Wednesday, December 9, 2009

Ishmael by Daniel Quinn

“Mother Culture could accept the fact that mankind’s home is not the center of the universe. She could accept the fact that man evolved from the common slime. But she will never accept the fact that man is not exempt from the peace-keeping law of the community of life. To accept that would finish her off.” (Quinn 144)


“As you tell it, the birth of man was a central event –indeed the central event -in the history of the cosmos itself. From the birth of man on, the rest of the universe ceases to be of interest, ceases to participate in the unfolding drama…The Takers regard the world as a sort of human life-support system, as a machine designed to produce and sustain human life.” (Quinn 59)


"This Law that you so admirably describes defines the limits of competition in the community of life. You may compete to the full extent of your capabilities, but you may no hunt down your competitors or destroy their food or deny them access to food. In other words, you may compete, but you may not wage war." (Quinn 129)

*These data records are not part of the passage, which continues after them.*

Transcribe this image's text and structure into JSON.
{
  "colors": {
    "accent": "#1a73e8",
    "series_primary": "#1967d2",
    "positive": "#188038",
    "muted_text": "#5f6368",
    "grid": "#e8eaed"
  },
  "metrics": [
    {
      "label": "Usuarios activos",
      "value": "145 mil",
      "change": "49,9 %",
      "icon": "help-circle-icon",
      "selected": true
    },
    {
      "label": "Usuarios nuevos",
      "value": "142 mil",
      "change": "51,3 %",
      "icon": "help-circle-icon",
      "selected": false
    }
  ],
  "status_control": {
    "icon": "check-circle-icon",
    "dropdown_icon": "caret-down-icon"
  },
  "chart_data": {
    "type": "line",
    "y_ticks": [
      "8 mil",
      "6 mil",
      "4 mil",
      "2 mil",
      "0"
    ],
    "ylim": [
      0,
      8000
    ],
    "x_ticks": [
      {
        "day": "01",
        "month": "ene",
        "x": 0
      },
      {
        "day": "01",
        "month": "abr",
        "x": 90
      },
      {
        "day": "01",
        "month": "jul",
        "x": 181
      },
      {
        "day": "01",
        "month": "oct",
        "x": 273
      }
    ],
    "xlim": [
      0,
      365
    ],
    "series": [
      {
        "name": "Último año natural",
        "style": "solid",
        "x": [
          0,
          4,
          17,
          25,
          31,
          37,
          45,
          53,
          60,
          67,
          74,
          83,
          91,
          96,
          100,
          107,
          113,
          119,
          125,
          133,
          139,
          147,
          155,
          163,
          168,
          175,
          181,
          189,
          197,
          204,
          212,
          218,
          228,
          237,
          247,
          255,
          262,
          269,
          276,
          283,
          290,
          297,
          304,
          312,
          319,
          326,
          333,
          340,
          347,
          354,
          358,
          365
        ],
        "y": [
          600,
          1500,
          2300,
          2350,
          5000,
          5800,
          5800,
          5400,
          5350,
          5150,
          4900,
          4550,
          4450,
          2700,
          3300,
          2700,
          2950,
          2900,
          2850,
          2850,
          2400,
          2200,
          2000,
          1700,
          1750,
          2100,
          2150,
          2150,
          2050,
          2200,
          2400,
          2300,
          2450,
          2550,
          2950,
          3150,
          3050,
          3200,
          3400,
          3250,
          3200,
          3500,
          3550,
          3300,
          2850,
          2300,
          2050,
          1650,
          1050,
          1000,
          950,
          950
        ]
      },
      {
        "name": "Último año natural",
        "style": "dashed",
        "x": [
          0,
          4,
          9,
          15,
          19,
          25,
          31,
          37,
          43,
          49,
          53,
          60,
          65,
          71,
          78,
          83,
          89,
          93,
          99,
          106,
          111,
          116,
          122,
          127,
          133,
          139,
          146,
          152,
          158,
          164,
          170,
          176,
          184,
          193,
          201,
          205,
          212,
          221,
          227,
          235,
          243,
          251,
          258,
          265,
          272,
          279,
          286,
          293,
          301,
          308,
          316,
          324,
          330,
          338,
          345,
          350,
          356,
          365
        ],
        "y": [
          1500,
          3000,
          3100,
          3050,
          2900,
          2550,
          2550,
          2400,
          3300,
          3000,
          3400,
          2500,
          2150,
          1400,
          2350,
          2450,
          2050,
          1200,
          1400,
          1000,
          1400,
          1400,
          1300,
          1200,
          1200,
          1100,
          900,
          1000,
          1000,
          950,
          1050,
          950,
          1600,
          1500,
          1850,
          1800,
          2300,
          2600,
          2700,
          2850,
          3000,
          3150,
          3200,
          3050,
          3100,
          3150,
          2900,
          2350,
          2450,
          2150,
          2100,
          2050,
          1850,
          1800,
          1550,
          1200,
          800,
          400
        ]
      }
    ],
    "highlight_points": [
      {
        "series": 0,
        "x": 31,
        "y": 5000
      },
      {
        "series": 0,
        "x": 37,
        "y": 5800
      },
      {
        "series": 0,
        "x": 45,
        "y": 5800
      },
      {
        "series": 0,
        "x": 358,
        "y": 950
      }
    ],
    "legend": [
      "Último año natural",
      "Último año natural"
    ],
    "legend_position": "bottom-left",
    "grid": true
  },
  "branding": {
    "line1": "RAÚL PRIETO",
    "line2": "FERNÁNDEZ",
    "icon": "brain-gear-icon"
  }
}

Ishmael has probably been one of the most influential novels I have ever read. Reading it changed the way I view the world in which I live and how I interact with it. In terms of biology, it gave me a new way to think about how one organism affects all others. The third quote I listed above reminded me of what I read in Gonick and Outwater's The Cartoon Guide to the Environment about energy consumption and trophic levels. Organisms consume energy as either producers (heterotrophs) primary, secondary or tertiary consumers. Energy moves through this cycle consistently and, when undisturbed, is maintained in balance. Humans, or Takers, as Quinn calls us, acquire more energy from the Earth than we are allotted, and have become unfair competition to the ecosystems of this planet.

In terms of the world in which I live in, I learned how easily Mother Culture has convinced us that we have some sort of ownership of the world. In the novel Quinn touches upon the fact that man believes himself to be a superior being and, like the second quote above states, that the Earth was made for man and not the other way around. This sense of ownership is what has allowed man to believe that he can do as he wants with the world. The consequences of this sense of ownership of the world has been a severe depletion of biodiversity and global warming.

Perhaps what was most fulfilling about reading this novel was what I learned about myself. As much as I am environmentally "aware" and care for all of the living creatures on this planet, I still have this sense that I, as a human, am superior to other living organisms. This belief stems from the knowledge that I am self aware, and that I have 'superior' cognitive abilities but in Ishmael, the mentor that opens the reader's eyes happens to be a Gorilla. Yes, this is a work of fiction, but I cannot say with one hundred percent certainty that a worm does not contemplate it's every day existence. There is no true way to measure that sort of intelligence, and the abilities that I do have were acquired by evolution, a process controlled by a force which I can comprehend, but not control. Man may understand how the world's cycles work, but at least the worm has enough sense not to destroy the only environment in which it can survive.